PENDAHULUAN Latar Belakang Hutan mangrove merupakan komunitas vegetasi pantai tropis dan subtropis, yang didominasi oleh beberapa jenis pohon mangrove yang mampu tumbuh dan bertahan hidup serta dapat berkembang pada daerah pasang surut. Karakteristik habitat hutan mangrove umumnya tumbuh pada daerah intertidal yang jenis tanahnya berlumpur, berlempeng dan berpasir, daerahnya selalu digenangi air laut secara berkala, frekuensi genangan menentukan komposisi mangrove dan dapat menerima pasokan air tawar yang cukup dari darat
serta terlindung dari gelombang dan arus pasang surut yang kuat (Nontji 2002). Menurut Peraturan Menteri Kehutanan Nomor : P.11/Menhut-II/2009, sistem silvikultur adalah sistem pemanenan sesuai tapak/tempat tumbuh berdasarkan formasi terbentuknya hutan yaitu melalui proses edafis dan klimatologis dan tipe-tipe hutan yang terbentuk dalam rangka pengelolaan hutan lestari (Departemen Kehutanan 2009). Pengelolaan hutan lestari yang diterapkan pada hutan mangrove yakni menggunakan sistem silvikultur hutan payau sesuai Surat Keputusan Direktur Jenderal Kehutanan No. :60/Kpts/DJ/I/1978 mengenai Pedoman Sistem Silvikultur
Hutan Payau. Sistem ini mengatur cara penebangan dan pemeliharaan hutan payau sebagai satu kebulatan pekerjaan. Penebangan dilakukan dengan meninggalkan pohon induk sebagai bagian dari usaha peremajaan hutan dan kayu yang ditebang dikeluarkan sebanyak mungkin dari hutan untuk dimanfaatkan.
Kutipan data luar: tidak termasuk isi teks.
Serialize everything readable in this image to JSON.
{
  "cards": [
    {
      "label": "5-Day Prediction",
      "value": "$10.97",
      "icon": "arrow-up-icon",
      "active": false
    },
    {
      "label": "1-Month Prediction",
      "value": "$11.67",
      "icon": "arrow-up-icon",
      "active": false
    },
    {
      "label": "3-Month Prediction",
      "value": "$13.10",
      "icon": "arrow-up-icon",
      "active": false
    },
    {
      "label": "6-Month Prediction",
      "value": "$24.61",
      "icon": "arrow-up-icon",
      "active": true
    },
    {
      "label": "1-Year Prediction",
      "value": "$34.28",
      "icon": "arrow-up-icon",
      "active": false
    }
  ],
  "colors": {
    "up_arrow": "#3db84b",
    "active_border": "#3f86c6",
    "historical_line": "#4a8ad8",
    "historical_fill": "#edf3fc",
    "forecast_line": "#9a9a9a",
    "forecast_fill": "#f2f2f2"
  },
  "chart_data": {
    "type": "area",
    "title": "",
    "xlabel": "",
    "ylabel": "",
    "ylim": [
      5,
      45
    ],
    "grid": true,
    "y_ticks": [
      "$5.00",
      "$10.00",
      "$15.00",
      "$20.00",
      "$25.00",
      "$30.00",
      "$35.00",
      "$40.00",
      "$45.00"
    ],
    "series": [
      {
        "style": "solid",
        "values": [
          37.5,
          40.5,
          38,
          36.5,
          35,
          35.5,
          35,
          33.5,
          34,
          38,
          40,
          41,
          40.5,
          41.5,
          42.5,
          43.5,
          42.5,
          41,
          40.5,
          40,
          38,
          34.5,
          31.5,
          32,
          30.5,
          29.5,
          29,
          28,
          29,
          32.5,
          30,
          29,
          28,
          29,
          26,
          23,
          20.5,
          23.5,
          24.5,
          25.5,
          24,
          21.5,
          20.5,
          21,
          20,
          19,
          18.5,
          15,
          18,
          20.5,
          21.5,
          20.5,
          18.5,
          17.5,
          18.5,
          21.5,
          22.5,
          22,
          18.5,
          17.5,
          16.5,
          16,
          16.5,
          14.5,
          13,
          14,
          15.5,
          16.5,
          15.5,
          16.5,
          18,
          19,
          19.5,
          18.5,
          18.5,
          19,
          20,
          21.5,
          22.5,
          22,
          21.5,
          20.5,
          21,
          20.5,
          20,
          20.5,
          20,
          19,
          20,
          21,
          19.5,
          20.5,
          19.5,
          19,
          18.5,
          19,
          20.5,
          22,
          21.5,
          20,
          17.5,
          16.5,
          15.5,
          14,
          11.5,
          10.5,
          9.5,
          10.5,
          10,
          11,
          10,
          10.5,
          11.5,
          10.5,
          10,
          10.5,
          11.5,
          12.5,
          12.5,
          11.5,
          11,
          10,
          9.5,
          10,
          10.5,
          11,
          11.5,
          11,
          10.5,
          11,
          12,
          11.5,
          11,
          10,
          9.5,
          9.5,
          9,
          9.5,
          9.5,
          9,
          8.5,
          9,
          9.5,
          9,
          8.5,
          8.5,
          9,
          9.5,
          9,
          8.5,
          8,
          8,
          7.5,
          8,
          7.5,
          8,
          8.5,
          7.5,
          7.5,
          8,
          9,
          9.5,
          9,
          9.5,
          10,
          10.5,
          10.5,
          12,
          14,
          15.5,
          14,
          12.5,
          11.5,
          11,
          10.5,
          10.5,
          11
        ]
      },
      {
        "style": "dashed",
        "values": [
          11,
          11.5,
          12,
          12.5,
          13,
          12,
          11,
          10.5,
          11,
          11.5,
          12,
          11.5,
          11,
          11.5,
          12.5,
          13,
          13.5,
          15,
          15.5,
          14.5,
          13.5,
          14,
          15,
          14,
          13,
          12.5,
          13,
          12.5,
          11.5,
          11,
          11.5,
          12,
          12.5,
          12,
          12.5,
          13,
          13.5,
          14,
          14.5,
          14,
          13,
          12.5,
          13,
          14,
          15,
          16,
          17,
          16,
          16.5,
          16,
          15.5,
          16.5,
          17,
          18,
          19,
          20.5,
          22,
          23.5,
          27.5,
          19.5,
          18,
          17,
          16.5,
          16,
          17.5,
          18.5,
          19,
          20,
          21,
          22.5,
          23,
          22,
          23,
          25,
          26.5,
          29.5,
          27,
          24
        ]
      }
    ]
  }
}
Pohon induk adalah pohon yang sengaja ditinggalkan pada waktu dilakukan penebangan dan dimaksudkan untuk menghasilkan biji yang akan tumbuh secara alami serta membentuk tegakan utama yang bernilai tinggi pada siklus tebang berikutnya. Jumlah pohon induk adalah 40 batang tiap hektar atau dengan jarak antara pohon rata-rata ± 17 m. Diameter pohon induk adalah ± 20 cm yang diukur pada ketinggian ± 20 cm diatas pangkal banir atau di atas pangkal akar tunjang. Pohon induk harus mempunyai batang yang lurus dengan tajuk yang lebat dan sehat. Selain itu SK Direktur Jenderal Kehutanan No. :60/Kpts/DJ/I/1978 menyatakan bahwa di dalam areal hutan payau bekas tebangan yang tidak teratur dapat dilakukan penebangan tanpa meninggalkan pohon induk, jika hutannya telah mempunyai permudaan tingkat semai ±2500 per ha atau dengan jarak tanam 2m x 2m. PT. Bintuni Utama Murni Wood Industries (BUMWI) merupakan salah satu IUPHHK-HA yang melakukan pemanfaatan hutan alam sebagai sumber produksi dengan bahan baku yang berasal dari kayu mangrove. Berdasarkan hal tersebut PT. BUMWI menggunakan sistem silvikultur hutan payau sebagai salah satu cara pengelolaan hutan secara lestari. Dalam penerapan sistem silvikltur hutan payau yang dilakukan banyak permasalahan yang terjadi, salah satunya adalah kematian pohon induk pasca dilakukanya penebangan. Pohon induk yang mengalami kematian atau tumbang mengakibatkan pasokan benih berkurang dan merupakan suatu pelanggaran
dalam surat keputusan, karena pada ketentuannya jumlah pohon induk telah ditetapkan yakni 40 pohon/ha serta dapat meningkatkan biaya dalam pelaksanaan kegiatan penanaman guna mengisi kebutuhan permudaan sebanyak ±2500 bibit per ha. Maka dari itu perlu dilakukan penelitian lebih lanjut dalam pelaksanaan survey pohon induk, baik secara individu maupun berkelompok, karena menurut Macnae (1968) dalam Supriharyono (2000), mangrove mempunyai arti sebagai komunitas atau masyarakat tumbuhan atau hutan yang tahan terhadap kadar garam atau salinitas serta pasang surut air laut. Hal tersebut membuat asumsi bahwa pada hakikatnya mangrove tidak dapat hidup secara individu akan tetapi harus hidup secara berkelompok. Berdasarkan hal tersebut penelitian ini dilakukan untuk menunjukkan perbandingan survey pohon induk secara individu dan berkelompok dengan metode jalur grid yang lebih efektif sehingga dapat menjadi acuan bagi PT. BUMWI dalam mengelola hutan secara lestari. Tujuan Tujuan Materi Khusus ini adalah : 1. Membandingkan penyebaran komposisi jenis berdasarkan metode survey pohon induk yang dilakukan. 2. Mengetahui kerugian volume yang berasal dari pohon induk berdasarkan metode survey pohon induk yang dilakukan. METODE Waktu dan Lokasi Praktek Penelitian dilakukan pada bulan Februari sampai dengan April 2016. Penelitian dilakukan pada hutan virgin dengan nomer TPn 260,263 dan 266 di RKT 2016 dan hutan bekas tebangan dengan nomer TPn 38 di RKT 2015 areal IUPHHK-HA Bintuni Utama Wood Industries, Teluk Bintuni, Papua Barat.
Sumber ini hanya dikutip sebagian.